Subject Md. ‘bathroom law’ to a referendum

Although supporters of what has come to be known as the “Maryland bathroom law” scoff at suggestions predators will invade public restrooms, we believe a petition against the law will garner a lot of support.

The Fairness for All Marylanders Act of 2014 expands protection for transgender individuals in Maryland. Gov. Martin O’Malley has said he intends to sign the bill into law.

Proponents of the Fairness for All Marylanders Act believe the law an important piece of civil rights legislation that will stop discrimination based on gender identity in employment, housing and public places, which includes hotels, restaurants, theaters and sports venues. It includes an exemption for religious organizations, private clubs and educational institutions.

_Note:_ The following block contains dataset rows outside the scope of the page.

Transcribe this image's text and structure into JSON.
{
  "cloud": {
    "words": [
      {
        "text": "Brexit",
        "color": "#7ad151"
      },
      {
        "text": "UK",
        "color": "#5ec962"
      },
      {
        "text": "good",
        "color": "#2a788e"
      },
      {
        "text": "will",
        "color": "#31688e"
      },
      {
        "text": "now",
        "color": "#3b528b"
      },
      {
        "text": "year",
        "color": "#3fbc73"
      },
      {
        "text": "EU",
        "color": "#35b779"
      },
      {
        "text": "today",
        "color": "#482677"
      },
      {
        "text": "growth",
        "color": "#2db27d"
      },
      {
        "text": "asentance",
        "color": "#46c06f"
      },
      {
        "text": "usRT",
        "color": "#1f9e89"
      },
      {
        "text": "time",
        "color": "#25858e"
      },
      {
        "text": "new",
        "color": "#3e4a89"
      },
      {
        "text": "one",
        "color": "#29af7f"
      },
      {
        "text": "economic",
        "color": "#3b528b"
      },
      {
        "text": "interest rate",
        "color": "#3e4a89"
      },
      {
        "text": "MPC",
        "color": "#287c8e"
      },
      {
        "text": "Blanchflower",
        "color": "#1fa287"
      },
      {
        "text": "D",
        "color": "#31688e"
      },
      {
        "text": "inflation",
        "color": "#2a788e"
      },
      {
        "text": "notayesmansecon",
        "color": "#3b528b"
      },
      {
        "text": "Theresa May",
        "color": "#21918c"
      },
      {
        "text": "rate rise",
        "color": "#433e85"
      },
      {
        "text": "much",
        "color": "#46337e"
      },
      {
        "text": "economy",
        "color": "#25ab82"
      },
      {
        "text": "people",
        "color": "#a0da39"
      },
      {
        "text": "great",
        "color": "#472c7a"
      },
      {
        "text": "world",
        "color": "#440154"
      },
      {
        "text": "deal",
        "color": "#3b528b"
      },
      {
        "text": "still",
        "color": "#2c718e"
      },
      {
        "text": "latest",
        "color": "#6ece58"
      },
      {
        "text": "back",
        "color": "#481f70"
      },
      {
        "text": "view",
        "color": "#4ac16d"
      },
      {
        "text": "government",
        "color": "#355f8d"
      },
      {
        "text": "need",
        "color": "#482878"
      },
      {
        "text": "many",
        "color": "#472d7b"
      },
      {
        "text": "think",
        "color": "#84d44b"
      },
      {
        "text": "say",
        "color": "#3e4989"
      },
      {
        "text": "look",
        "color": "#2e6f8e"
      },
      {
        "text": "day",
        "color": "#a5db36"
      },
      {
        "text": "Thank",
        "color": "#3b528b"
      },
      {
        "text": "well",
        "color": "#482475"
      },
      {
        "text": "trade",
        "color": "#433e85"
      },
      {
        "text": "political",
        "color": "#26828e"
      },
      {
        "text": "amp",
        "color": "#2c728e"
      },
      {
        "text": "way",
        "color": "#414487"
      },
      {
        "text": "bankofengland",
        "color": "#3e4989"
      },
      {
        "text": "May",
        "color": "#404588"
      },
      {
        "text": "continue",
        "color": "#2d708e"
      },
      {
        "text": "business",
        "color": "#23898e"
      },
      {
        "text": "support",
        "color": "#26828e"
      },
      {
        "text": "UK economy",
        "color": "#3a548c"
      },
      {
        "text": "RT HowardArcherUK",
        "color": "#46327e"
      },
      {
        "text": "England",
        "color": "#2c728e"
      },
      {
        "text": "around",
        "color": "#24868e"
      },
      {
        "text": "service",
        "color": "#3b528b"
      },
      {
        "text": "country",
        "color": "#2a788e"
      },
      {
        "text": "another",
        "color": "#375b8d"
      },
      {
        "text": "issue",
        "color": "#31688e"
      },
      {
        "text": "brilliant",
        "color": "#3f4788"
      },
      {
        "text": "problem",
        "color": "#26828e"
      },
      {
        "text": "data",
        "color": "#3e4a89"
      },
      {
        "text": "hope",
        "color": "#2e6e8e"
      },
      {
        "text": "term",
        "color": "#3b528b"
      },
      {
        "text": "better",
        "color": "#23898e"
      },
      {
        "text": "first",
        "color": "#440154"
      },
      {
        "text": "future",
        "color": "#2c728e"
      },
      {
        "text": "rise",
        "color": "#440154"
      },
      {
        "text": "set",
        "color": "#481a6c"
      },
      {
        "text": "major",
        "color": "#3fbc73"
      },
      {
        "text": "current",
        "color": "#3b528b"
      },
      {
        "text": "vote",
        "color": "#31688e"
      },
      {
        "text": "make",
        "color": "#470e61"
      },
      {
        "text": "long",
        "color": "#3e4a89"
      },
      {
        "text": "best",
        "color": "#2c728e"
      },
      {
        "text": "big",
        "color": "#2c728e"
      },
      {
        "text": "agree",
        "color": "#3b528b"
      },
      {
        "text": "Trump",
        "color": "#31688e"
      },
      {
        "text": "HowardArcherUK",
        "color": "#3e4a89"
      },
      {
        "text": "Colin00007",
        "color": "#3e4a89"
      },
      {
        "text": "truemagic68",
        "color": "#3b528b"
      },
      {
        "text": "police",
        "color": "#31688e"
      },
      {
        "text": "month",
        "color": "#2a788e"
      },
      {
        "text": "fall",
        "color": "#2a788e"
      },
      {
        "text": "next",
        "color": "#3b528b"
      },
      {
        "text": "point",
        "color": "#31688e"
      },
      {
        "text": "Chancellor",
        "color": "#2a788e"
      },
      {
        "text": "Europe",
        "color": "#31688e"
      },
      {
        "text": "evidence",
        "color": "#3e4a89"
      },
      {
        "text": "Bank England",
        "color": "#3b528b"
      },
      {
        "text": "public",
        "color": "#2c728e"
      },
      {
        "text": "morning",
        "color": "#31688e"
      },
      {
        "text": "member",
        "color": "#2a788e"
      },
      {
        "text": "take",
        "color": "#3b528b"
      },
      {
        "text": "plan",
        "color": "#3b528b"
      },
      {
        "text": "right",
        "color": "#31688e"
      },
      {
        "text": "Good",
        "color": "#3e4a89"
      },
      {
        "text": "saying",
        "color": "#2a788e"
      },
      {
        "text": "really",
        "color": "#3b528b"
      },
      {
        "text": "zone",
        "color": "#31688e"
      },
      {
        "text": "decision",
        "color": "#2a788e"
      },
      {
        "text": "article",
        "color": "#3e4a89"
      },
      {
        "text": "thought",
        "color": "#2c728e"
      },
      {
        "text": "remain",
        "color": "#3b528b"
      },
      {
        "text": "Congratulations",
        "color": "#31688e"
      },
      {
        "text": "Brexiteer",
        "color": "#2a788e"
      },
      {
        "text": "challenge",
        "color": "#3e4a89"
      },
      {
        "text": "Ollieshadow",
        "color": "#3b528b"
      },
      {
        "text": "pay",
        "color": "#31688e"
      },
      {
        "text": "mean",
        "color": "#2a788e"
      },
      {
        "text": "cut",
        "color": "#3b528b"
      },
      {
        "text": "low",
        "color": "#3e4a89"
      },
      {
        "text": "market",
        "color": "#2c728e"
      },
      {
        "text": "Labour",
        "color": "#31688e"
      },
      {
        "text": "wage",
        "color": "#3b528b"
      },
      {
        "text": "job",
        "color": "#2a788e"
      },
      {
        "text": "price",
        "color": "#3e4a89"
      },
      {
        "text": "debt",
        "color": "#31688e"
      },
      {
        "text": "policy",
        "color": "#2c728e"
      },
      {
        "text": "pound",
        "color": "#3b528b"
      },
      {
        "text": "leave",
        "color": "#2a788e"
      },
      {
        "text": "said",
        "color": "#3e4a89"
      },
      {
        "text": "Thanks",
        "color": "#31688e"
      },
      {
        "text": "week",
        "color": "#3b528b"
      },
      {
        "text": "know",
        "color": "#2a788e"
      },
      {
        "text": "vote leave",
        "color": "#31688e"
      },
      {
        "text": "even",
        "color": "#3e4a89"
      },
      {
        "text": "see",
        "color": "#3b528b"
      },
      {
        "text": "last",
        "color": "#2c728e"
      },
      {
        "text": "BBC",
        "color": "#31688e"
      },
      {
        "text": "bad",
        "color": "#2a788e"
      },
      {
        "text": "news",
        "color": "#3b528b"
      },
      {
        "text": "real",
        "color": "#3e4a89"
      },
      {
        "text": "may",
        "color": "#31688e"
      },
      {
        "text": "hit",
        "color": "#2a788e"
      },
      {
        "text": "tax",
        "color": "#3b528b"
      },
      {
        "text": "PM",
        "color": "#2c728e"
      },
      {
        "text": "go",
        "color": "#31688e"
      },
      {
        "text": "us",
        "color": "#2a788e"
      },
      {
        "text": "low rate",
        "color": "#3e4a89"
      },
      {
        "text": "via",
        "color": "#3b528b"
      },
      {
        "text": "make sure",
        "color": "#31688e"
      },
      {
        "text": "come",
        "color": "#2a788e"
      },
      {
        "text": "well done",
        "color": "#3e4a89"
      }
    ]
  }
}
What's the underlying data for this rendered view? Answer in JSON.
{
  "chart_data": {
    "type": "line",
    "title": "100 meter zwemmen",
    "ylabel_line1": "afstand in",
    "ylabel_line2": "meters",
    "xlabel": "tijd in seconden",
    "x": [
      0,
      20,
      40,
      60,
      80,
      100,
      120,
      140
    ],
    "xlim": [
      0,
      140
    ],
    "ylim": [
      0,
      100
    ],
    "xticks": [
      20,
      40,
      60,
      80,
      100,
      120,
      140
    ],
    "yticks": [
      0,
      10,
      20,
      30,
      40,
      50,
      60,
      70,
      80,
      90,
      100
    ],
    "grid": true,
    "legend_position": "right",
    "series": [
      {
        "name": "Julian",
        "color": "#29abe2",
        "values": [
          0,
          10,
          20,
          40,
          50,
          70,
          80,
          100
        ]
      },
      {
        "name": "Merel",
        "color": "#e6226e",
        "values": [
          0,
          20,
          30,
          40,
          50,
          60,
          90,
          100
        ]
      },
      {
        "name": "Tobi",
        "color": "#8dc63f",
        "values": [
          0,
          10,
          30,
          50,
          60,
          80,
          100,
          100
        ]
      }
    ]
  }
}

We fully support the ban on discrimination. At the same time, we believe the provision in the law permitting transgender individuals to go into an opposite-sex bathroom is problematic.

“It opens it up to predators, not necessarily transsexuals, but predators who will take advantage and go into the opposite-sex bathroom,” said Del. Neil C. Parrott (R-Washington County), who is chairman of the group calling for a referendum on the law.

Supporters of the law disagree. “Delegate Parrott’s misleading comments about bathrooms would almost be comical if he weren’t using these scare tactics to confuse the public and oppose basic civil rights protections in employment, housing, services, and public spaces,” Jer Welter of the FreeState Legal Project, a legal advocacy group that assists Maryland’s low-income lesbian, gay, bisexual and transgender community, said in a statement on Tuesday.

There was heavy debate about the legislation this General Assembly session. The bill passed the House of Delegates on an 82-57 vote and won Senate approval by a margin of 32-15. During the debates many of the lawmakers expressed concerns about the public restroom access for transgenders.

The petition calling for a referendum is posted on the website MDPetitions.com . Under the Maryland constitution, recently passed laws can be petitioned to the ballot by gathering signatures from the equivalent of 3 percent of those who voted in the last race for governor, which this year is around 55,700.

There is enough concern about the law that a referendum is needed.